OpenAI’s strategy is not just about funding. By positioning its models as the de-facto API for high-level reasoning, planning, and communication, it is quietly creating a dependency: if you want your humanoid to talk, plan, and think in ways that feel human, plugging into OpenAI’s platform becomes the path of least resistance. 

Recently, OpenAI has gone a step further by creating an internal humanoid robotics division. Still largely under the radar, this group’s mandate is to explore how GPT-powered reasoning, perception, and planning can be tightly coupled with embodied control systems. It marks a subtle but important shift: rather than only supplying brains to outside partners, OpenAI now appears to be prototyping its own integrated stacks for humanoid platforms. Whether these efforts lead to in-house robots or remain reference designs for partners, they signal that the company intends to be more than a distant AI vendor , it wants a direct hand in shaping how its intelligence inhabits physical form.

Sanctuary AI

In Vancouver, a crowd at Hannover Messe watched the sixth-generation Phoenix humanoid quietly assemble a gearbox, a demo that hinted at far more than mechanics. Inside, Phoenix runs Carbon, a cognitive architecture modeled after human sensory and memory systems.

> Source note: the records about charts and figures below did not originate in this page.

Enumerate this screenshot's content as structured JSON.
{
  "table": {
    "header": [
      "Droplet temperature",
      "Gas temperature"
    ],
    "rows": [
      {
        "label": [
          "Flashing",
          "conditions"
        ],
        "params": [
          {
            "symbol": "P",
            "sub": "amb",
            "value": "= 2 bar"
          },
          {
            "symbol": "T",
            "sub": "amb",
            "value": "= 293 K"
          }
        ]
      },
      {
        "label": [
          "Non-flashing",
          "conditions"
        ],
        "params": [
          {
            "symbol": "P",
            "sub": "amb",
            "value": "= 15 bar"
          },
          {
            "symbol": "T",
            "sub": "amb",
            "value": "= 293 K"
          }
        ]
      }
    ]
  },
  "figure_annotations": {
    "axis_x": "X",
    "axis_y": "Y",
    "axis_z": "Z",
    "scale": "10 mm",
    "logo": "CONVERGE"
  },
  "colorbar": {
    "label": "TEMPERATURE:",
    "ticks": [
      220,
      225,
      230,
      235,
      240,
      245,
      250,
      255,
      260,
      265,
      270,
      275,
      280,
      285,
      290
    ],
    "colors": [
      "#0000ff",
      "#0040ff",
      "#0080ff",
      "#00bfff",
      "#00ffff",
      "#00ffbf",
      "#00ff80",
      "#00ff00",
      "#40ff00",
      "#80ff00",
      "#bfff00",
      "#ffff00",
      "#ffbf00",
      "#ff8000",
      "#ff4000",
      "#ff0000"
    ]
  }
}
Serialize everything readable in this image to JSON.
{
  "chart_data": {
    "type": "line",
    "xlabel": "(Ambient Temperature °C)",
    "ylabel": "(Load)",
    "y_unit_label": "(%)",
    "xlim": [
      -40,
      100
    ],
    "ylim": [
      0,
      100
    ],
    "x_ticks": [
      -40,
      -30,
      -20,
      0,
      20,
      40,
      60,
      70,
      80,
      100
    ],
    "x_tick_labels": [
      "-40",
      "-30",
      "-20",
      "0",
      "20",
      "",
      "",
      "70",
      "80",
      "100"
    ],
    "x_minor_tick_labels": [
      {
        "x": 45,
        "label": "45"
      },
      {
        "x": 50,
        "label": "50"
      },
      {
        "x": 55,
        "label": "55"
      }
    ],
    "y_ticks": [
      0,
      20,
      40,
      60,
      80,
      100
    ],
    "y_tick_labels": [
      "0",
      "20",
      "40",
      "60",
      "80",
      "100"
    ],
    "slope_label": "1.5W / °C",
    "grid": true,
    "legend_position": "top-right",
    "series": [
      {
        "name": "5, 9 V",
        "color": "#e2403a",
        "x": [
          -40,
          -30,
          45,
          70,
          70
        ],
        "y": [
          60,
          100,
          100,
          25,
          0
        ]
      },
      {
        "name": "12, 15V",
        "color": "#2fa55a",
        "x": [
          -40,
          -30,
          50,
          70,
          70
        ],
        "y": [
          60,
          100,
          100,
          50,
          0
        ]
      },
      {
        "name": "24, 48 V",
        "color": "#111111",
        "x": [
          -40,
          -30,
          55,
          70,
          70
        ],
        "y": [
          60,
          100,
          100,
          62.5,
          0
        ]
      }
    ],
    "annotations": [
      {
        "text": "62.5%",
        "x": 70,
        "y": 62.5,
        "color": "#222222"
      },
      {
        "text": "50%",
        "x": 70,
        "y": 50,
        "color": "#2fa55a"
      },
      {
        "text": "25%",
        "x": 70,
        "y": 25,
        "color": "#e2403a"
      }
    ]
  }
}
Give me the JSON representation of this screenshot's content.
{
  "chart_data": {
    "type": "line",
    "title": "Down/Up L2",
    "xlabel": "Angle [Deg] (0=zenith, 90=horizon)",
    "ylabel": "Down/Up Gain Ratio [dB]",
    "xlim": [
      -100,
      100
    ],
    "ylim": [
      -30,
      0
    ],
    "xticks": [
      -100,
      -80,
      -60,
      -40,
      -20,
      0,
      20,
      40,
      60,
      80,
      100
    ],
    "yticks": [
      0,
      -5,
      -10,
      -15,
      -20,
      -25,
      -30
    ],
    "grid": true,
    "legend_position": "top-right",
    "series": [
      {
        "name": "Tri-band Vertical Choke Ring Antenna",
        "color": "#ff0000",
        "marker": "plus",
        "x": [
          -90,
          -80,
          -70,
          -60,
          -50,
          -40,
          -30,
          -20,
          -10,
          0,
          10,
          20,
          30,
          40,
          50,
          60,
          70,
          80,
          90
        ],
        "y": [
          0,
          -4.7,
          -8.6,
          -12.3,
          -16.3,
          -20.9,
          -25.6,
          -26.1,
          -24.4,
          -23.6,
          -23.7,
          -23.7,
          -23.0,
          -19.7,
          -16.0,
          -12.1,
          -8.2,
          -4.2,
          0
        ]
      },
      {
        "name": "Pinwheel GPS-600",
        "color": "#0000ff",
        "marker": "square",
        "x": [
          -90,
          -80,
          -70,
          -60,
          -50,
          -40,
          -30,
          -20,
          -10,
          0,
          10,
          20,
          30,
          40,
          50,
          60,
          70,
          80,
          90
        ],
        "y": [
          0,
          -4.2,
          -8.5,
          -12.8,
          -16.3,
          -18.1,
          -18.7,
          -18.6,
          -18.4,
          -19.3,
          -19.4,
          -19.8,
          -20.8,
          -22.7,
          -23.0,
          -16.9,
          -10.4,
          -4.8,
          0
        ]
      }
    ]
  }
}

Sanctuary has been at this for years, iterating through seven generations of prototypes. Early trials relied on teleoperation, with humans in VR rigs guiding the robot. Now, Carbon handles more tasks autonomously, from retail stocking to light manufacturing, by learning from thousands of hours of recorded human control.

With Magna International as a manufacturing partner, Microsoft Azure supporting factory pilots, and Canadian telecoms exploring 5G-enabled deployments, Sanctuary is pursuing an end-to-end strategy: build the body, build the mind, and prove both in real workplaces. 

But even if the Phoenix line never reaches mass-market success, the company holds a strong fallback card. Carbon itself could be licensed to other humanoid and industrial robot makers as a general-purpose cognitive stack, and Sanctuary’s portfolio of patents,  especially around its dexterous five-fingered hands, could become highly valuable to the broader robotics industry. In that scenario, Sanctuary’s impact might come less from selling robots and more from becoming a key supplier of the intelligence and mechanical designs that others build upon.

Field AI

Field AI emerged from a simple but daunting vision: to make robots useful in the wild, far from the tidy confines of a lab or factory floor. Its founders came from deep robotics backgrounds in defense, construction, and mining, united by frustration that most robots could only handle highly controlled environments.

Their answer is a software platform that equips robots to navigate and work in messy, unpredictable outdoor settings. Think infrastructure inspection along a wind-swept bridge, surveying rugged terrain for a new solar farm, or supporting disaster recovery teams in the aftermath of a hurricane.

Field AI’s models fuse real-time sensor fusion, long-range path planning, and adaptive control into a package that can run on standard edge-compute hardware. A robot running Field AI can autonomously map a new site, avoid hazards, and adjust its mission plan when conditions change. The company is working with construction firms, energy utilities, and government agencies to pilot its technology on land, sea, and air platforms.

By focusing on environments where human access is costly, slow, or dangerous, Field AI has carved out a niche that complements the broader race for general-purpose robot minds. If humanoids are built for our homes and factories, Field AI’s creations are the scouts, surveyors, and problem-solvers for the world’s open and unpredictable spaces.